To make this illustration even more wrecked, I’ll show you how to create a leaking hole in the wall. There are six screenshots below, so I will describe them in order:
- Grab the Pen Tool (set it in the options to Shape Layer) and draw a nice curvy hole shape on the wall, and make it black. Name this layer “Hole.”
- Turn off the “Hole” layer, go to the Layers Palette, Command-click on this layer’s thumbnail (the selection should appear). Now hit Command + Shift + C (Copy Merged) and then Command + V (Paste). Now name this layer “Wall Part.” Move the copied “Wall Part” in front of the hole (you can also bend it using the Warp Tool). And make the “Hole” layer visible.
- Duplicate the “Wall Part” layer three to four times, move those duplicates below the original layer and use the keyboard arrows to change their spots to top left (one after another) to create a fake 3d effect. Merge these duplicates and use the Burn Tool (set to Midtones) to give it more depth.
- Now do same thing to the “Hole” layer. But this time make only one duplicate (colorize it to brown for example to see the difference) and move this copy to top left using the keyboard arrows.

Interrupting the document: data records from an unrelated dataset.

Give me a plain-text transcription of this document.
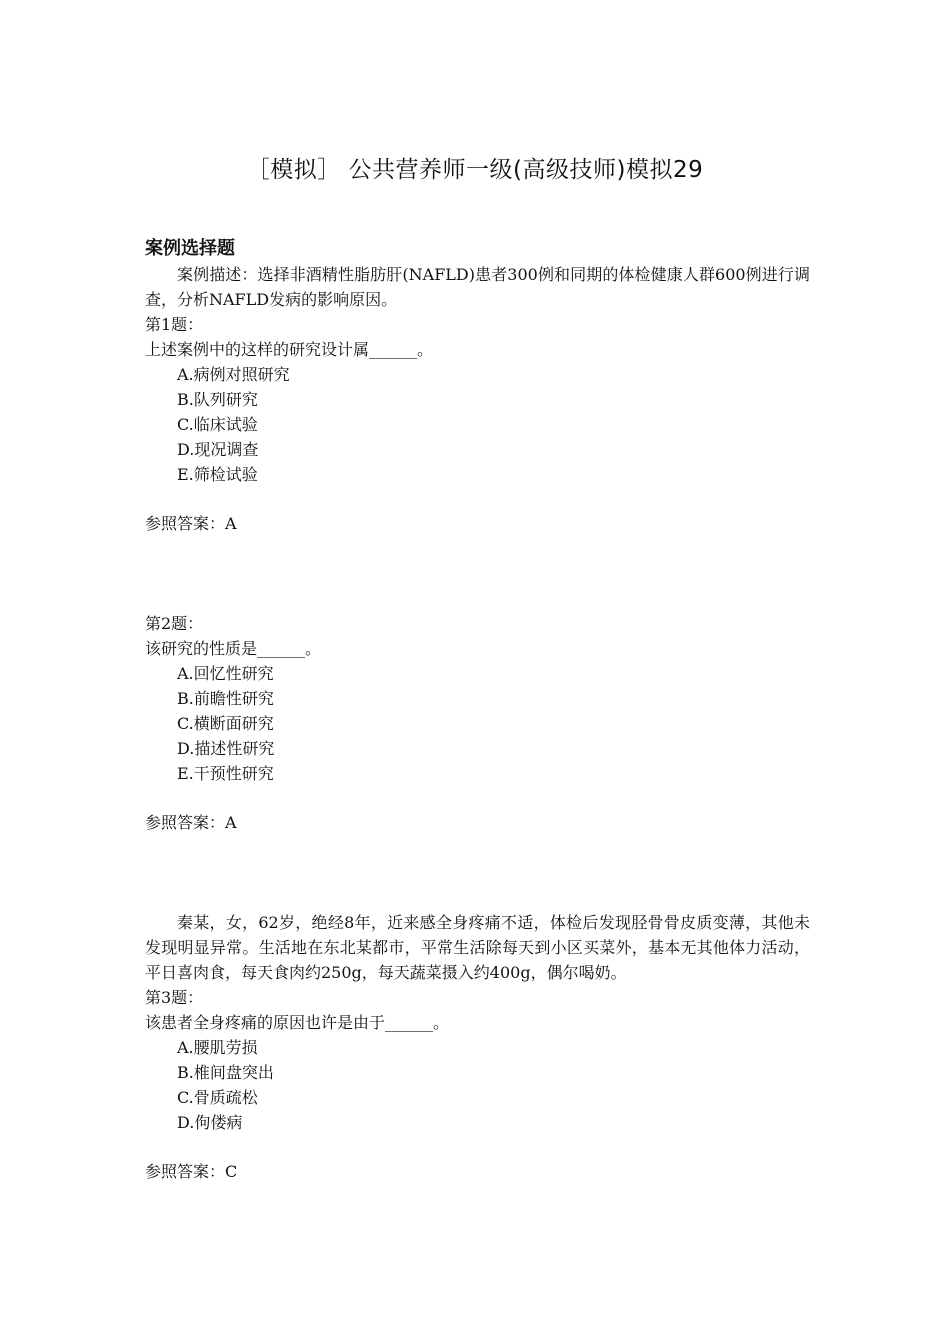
［模拟］ 公共营养师一级(高级技师)模拟29

案例选择题

案例描述：选择非酒精性脂肪肝(NAFLD)患者300例和同期的体检健康人群600例进行调查，分析NAFLD发病的影响原因。

第1题：

上述案例中的这样的研究设计属______。

A.病例对照研究

B.队列研究

C.临床试验

D.现况调查

E.筛检试验

参照答案：A

第2题：

该研究的性质是______。

A.回忆性研究

B.前瞻性研究

C.横断面研究

D.描述性研究

E.干预性研究

参照答案：A

秦某，女，62岁，绝经8年，近来感全身疼痛不适，体检后发现胫骨骨皮质变薄，其他未发现明显异常。生活地在东北某都市，平常生活除每天到小区买菜外，基本无其他体力活动，平日喜肉食，每天食肉约250g，每天蔬菜摄入约400g，偶尔喝奶。

第3题：

该患者全身疼痛的原因也许是由于______。

A.腰肌劳损

B.椎间盘突出

C.骨质疏松

D.佝偻病

参照答案：C
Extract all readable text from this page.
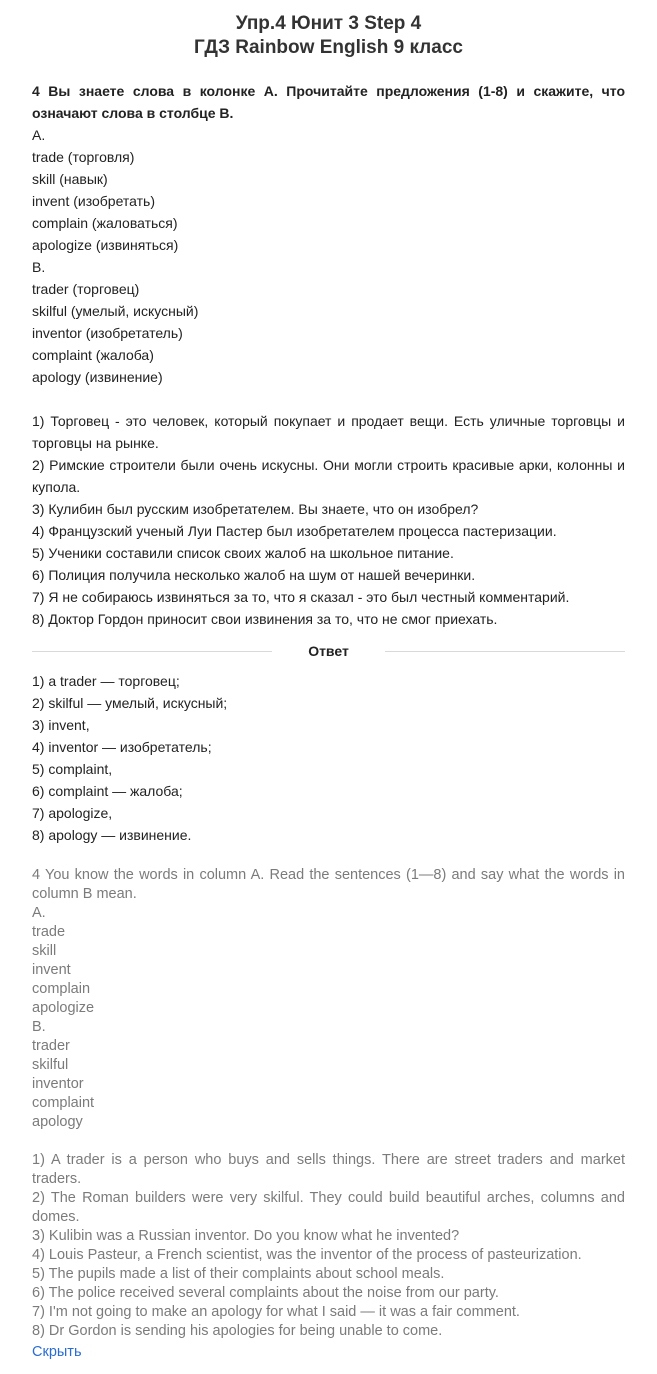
Упр.4 Юнит 3 Step 4
ГДЗ Rainbow English 9 класс
4 Вы знаете слова в колонке А. Прочитайте предложения (1-8) и скажите, что означают слова в столбце В.
А.
trade (торговля)
skill (навык)
invent (изобретать)
complain (жаловаться)
apologize (извиняться)
В.
trader (торговец)
skilful (умелый, искусный)
inventor (изобретатель)
complaint (жалоба)
apology (извинение)
1) Торговец - это человек, который покупает и продает вещи. Есть уличные торговцы и торговцы на рынке.
2) Римские строители были очень искусны. Они могли строить красивые арки, колонны и купола.
3) Кулибин был русским изобретателем. Вы знаете, что он изобрел?
4) Французский ученый Луи Пастер был изобретателем процесса пастеризации.
5) Ученики составили список своих жалоб на школьное питание.
6) Полиция получила несколько жалоб на шум от нашей вечеринки.
7) Я не собираюсь извиняться за то, что я сказал - это был честный комментарий.
8) Доктор Гордон приносит свои извинения за то, что не смог приехать.
Ответ
1) a trader — торговец;
2) skilful — умелый, искусный;
3) invent,
4) inventor — изобретатель;
5) complaint,
6) complaint — жалоба;
7) apologize,
8) apology — извинение.
4 You know the words in column A. Read the sentences (1—8) and say what the words in column B mean.
A.
trade
skill
invent
complain
apologize
B.
trader
skilful
inventor
complaint
apology
1) A trader is a person who buys and sells things. There are street traders and market traders.
2) The Roman builders were very skilful. They could build beautiful arches, columns and domes.
3) Kulibin was a Russian inventor. Do you know what he invented?
4) Louis Pasteur, a French scientist, was the inventor of the process of pasteurization.
5) The pupils made a list of their complaints about school meals.
6) The police received several complaints about the noise from our party.
7) I'm not going to make an apology for what I said — it was a fair comment.
8) Dr Gordon is sending his apologies for being unable to come.
Скрыть
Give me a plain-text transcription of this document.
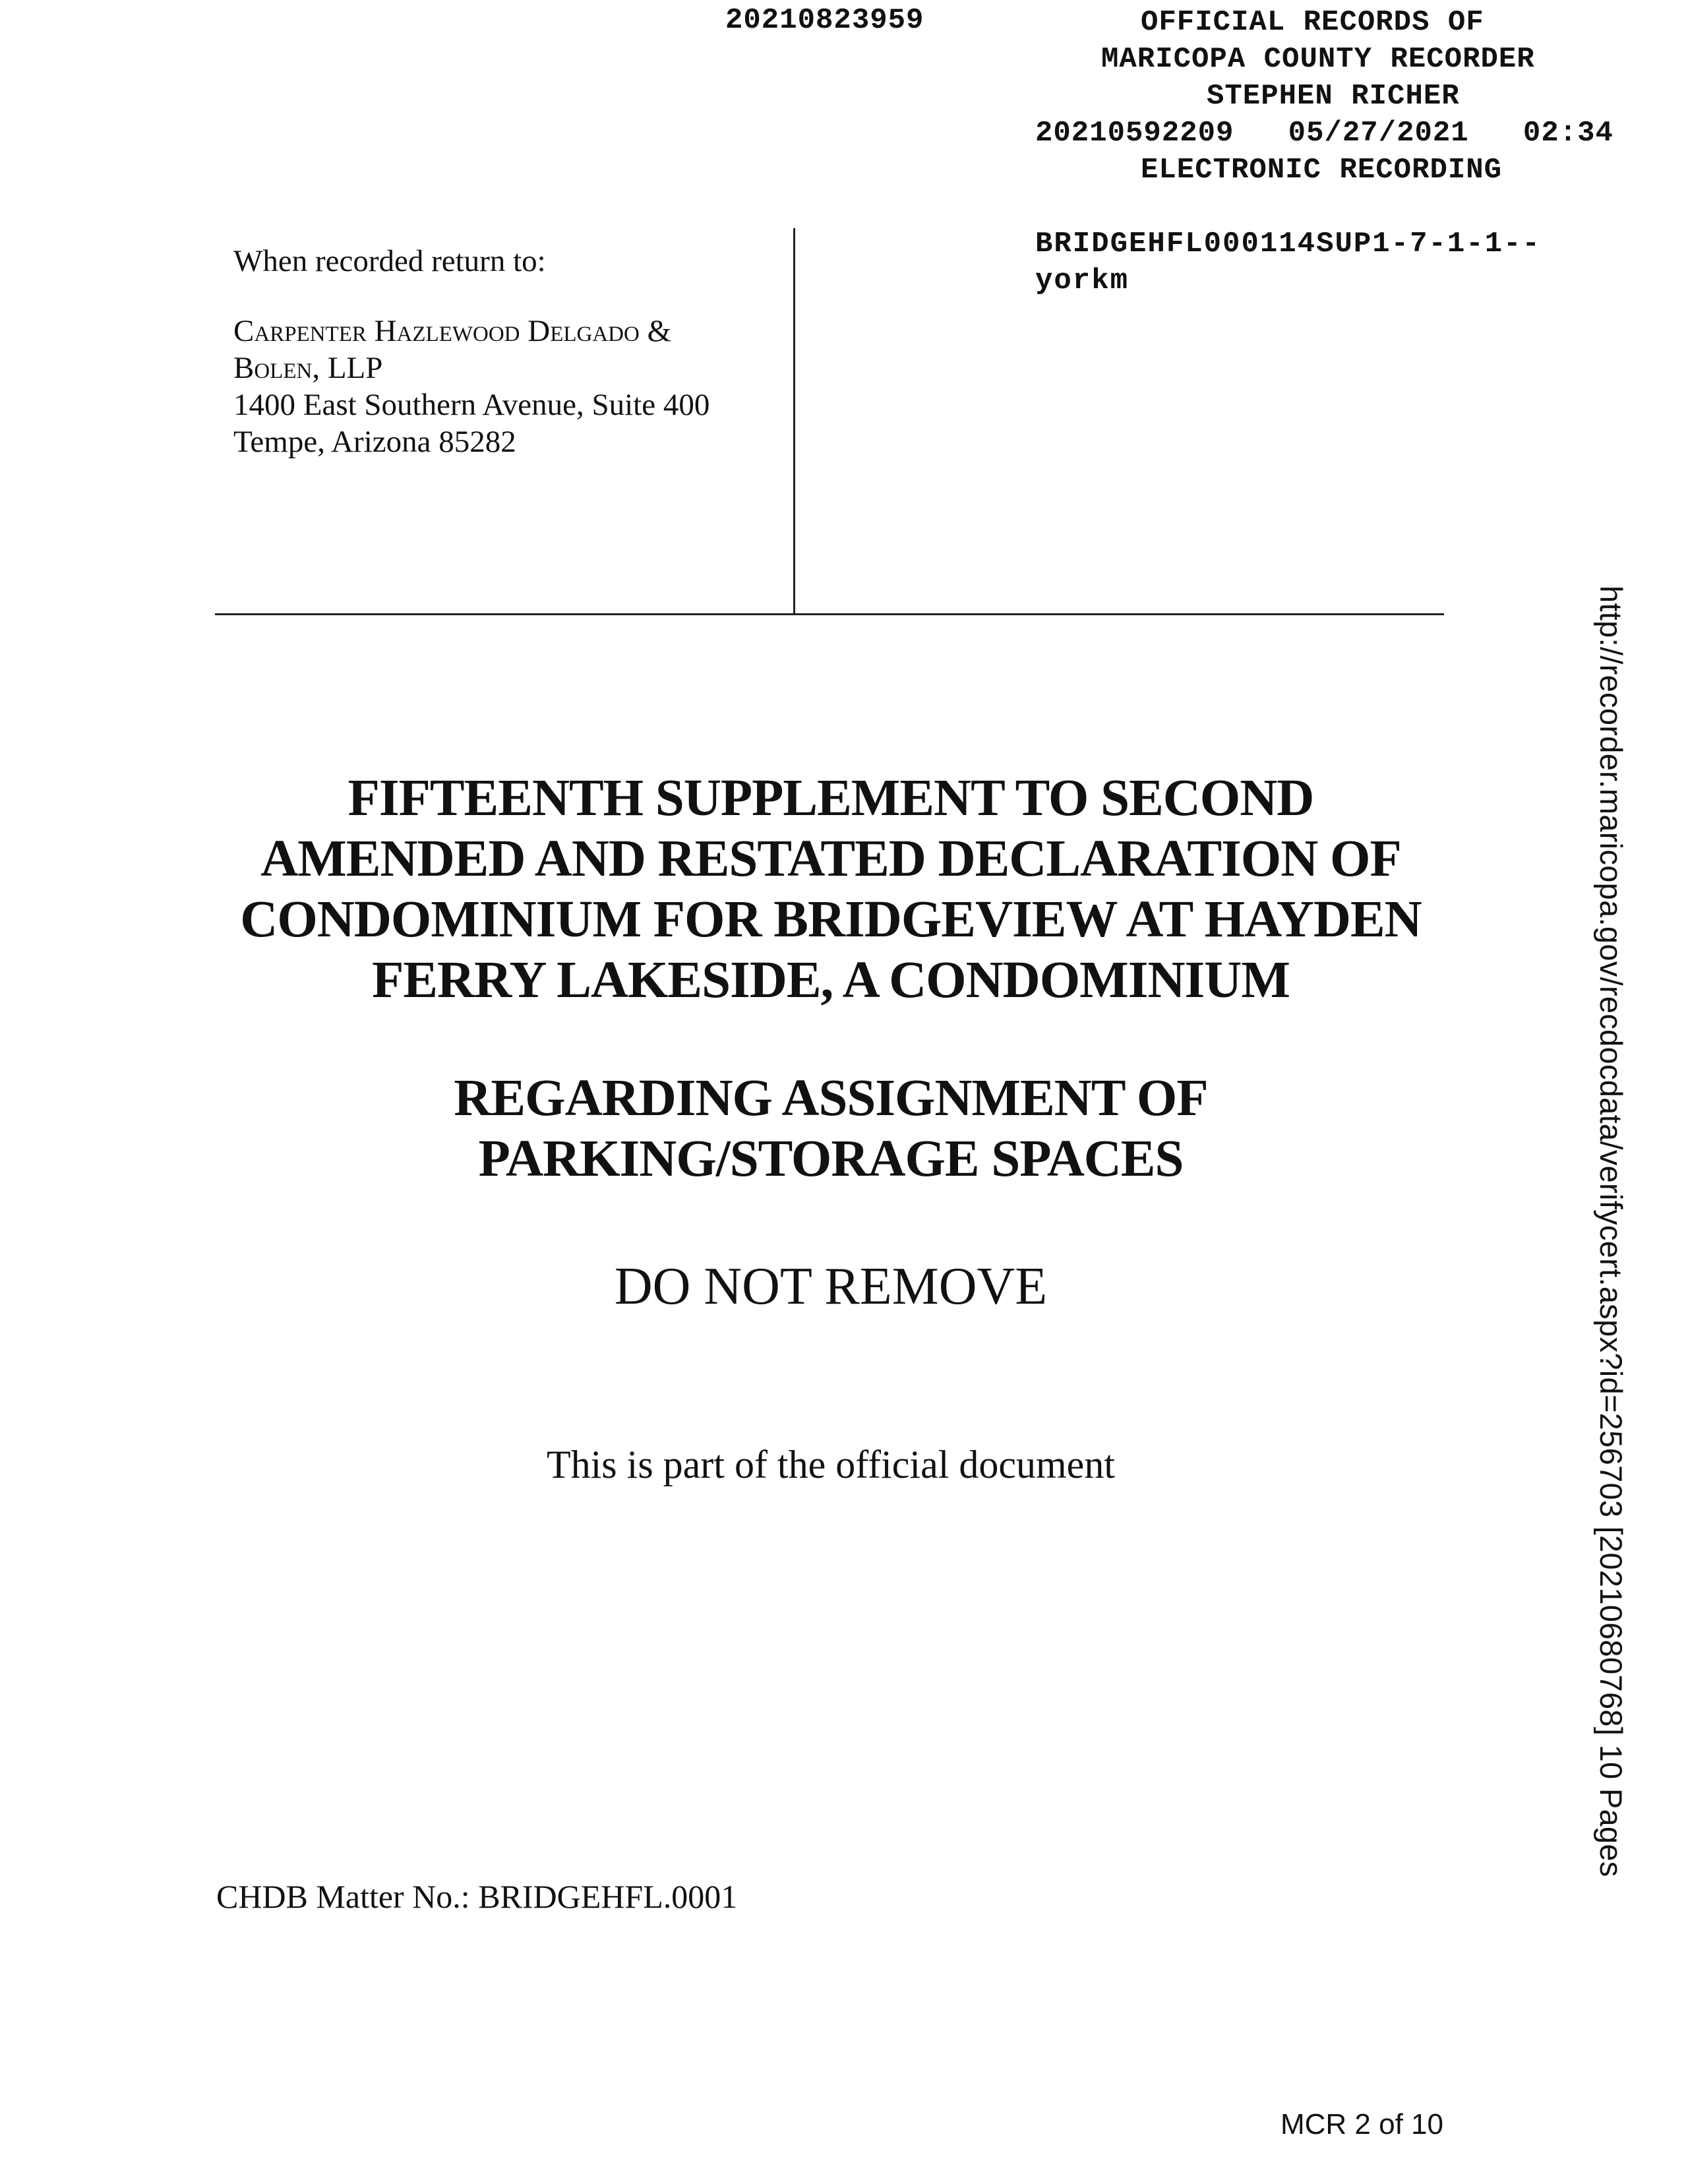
20210823959	OFFICIAL RECORDS OF
MARICOPA COUNTY RECORDER
STEPHEN RICHER
20210592209   05/27/2021   02:34
ELECTRONIC RECORDING
BRIDGEHFL000114SUP1-7-1-1--
yorkm
When recorded return to:
Carpenter Hazlewood Delgado &
Bolen, LLP
1400 East Southern Avenue, Suite 400
Tempe, Arizona 85282
FIFTEENTH SUPPLEMENT TO SECOND
AMENDED AND RESTATED DECLARATION OF
CONDOMINIUM FOR BRIDGEVIEW AT HAYDEN
FERRY LAKESIDE, A CONDOMINIUM
REGARDING ASSIGNMENT OF
PARKING/STORAGE SPACES
DO NOT REMOVE
This is part of the official document
CHDB Matter No.: BRIDGEHFL.0001
http://recorder.maricopa.gov/recdocdata/verifycert.aspx?id=256703 [20210680768] 10 Pages
MCR 2 of 10
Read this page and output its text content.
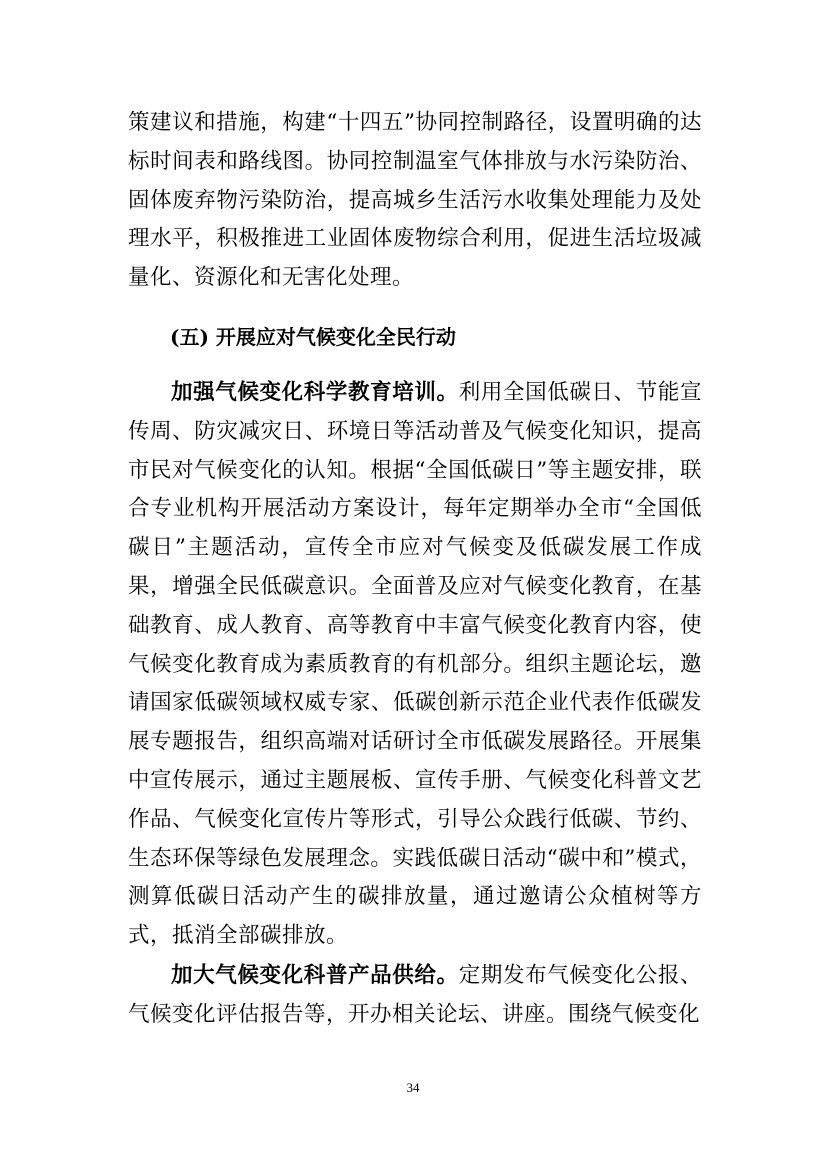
策建议和措施，构建“十四五”协同控制路径，设置明确的达标时间表和路线图。协同控制温室气体排放与水污染防治、固体废弃物污染防治，提高城乡生活污水收集处理能力及处理水平，积极推进工业固体废物综合利用，促进生活垃圾减量化、资源化和无害化处理。

(五) 开展应对气候变化全民行动

加强气候变化科学教育培训。利用全国低碳日、节能宣传周、防灾减灾日、环境日等活动普及气候变化知识，提高市民对气候变化的认知。根据“全国低碳日”等主题安排，联合专业机构开展活动方案设计，每年定期举办全市“全国低碳日”主题活动，宣传全市应对气候变及低碳发展工作成果，增强全民低碳意识。全面普及应对气候变化教育，在基础教育、成人教育、高等教育中丰富气候变化教育内容，使气候变化教育成为素质教育的有机部分。组织主题论坛，邀请国家低碳领域权威专家、低碳创新示范企业代表作低碳发展专题报告，组织高端对话研讨全市低碳发展路径。开展集中宣传展示，通过主题展板、宣传手册、气候变化科普文艺作品、气候变化宣传片等形式，引导公众践行低碳、节约、生态环保等绿色发展理念。实践低碳日活动“碳中和”模式，测算低碳日活动产生的碳排放量，通过邀请公众植树等方式，抵消全部碳排放。

加大气候变化科普产品供给。定期发布气候变化公报、气候变化评估报告等，开办相关论坛、讲座。围绕气候变化

34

This should look now exactly like the forth image below.
- Then bring up the selection of the “Hole” layer (Command-click on the layer’s thumbnail), next hold Command + Alt and click on the “Hole copy” layer (to remove the selection of this copied layer). You should get a tiny selection in the bottom edge. Create a new layer above the “Hole” layer and fill it with a dark brown color. Use the Burn Tool (set to Midtones) and Dodge Tool (set to Midtones) to make this edge stand out more.
- Copy the skin splashes that we made in the beginning (you can also resize down after copying) and place them dripping from our hole. Use the Burn Tool (set to Midtones) to make it fit the splash top parts to the black hole’s background. Then add some shadow under these drips (same way as you’ve created shadow in the previous steps).
Take a look at:
- First Image Below: As a final touch-up, add a Layer Adjustment of Black and White in the Layers Palette (on the top of all layers), change it’s Opacity the way you like (around 30-50%) and set the Blending Mode to Soft Light.
- Second Image Below: Hit Command + Shift + A (to select the whole canvas), Command + Shift + C (to Copy the whole canvas), Command + V (Paste on the top of all layers), and then apply Command + Shift + U (to Desaturate).
- Third Image Below: Change the Opacity of this layer to 40%, set the Blending Mode to Soft Light, then go to Layer > Adjustment > Shadows/Highlights and enhance the Amount of Highlights. This brings an HDR touch.
- Forth Image Below: Finally again hit Command + Shift + A (to Select the whole canvas), Command + Shift + C (to Copy the whole canvas), Command + V (Paste on the top of all layers), change the Blending Mode to Overlay and go to Filter > Other > Highpass, and set the value to 1.
So here we are folks. I hope you can successfully apply these effects to your own pieces now. May the detail be with you!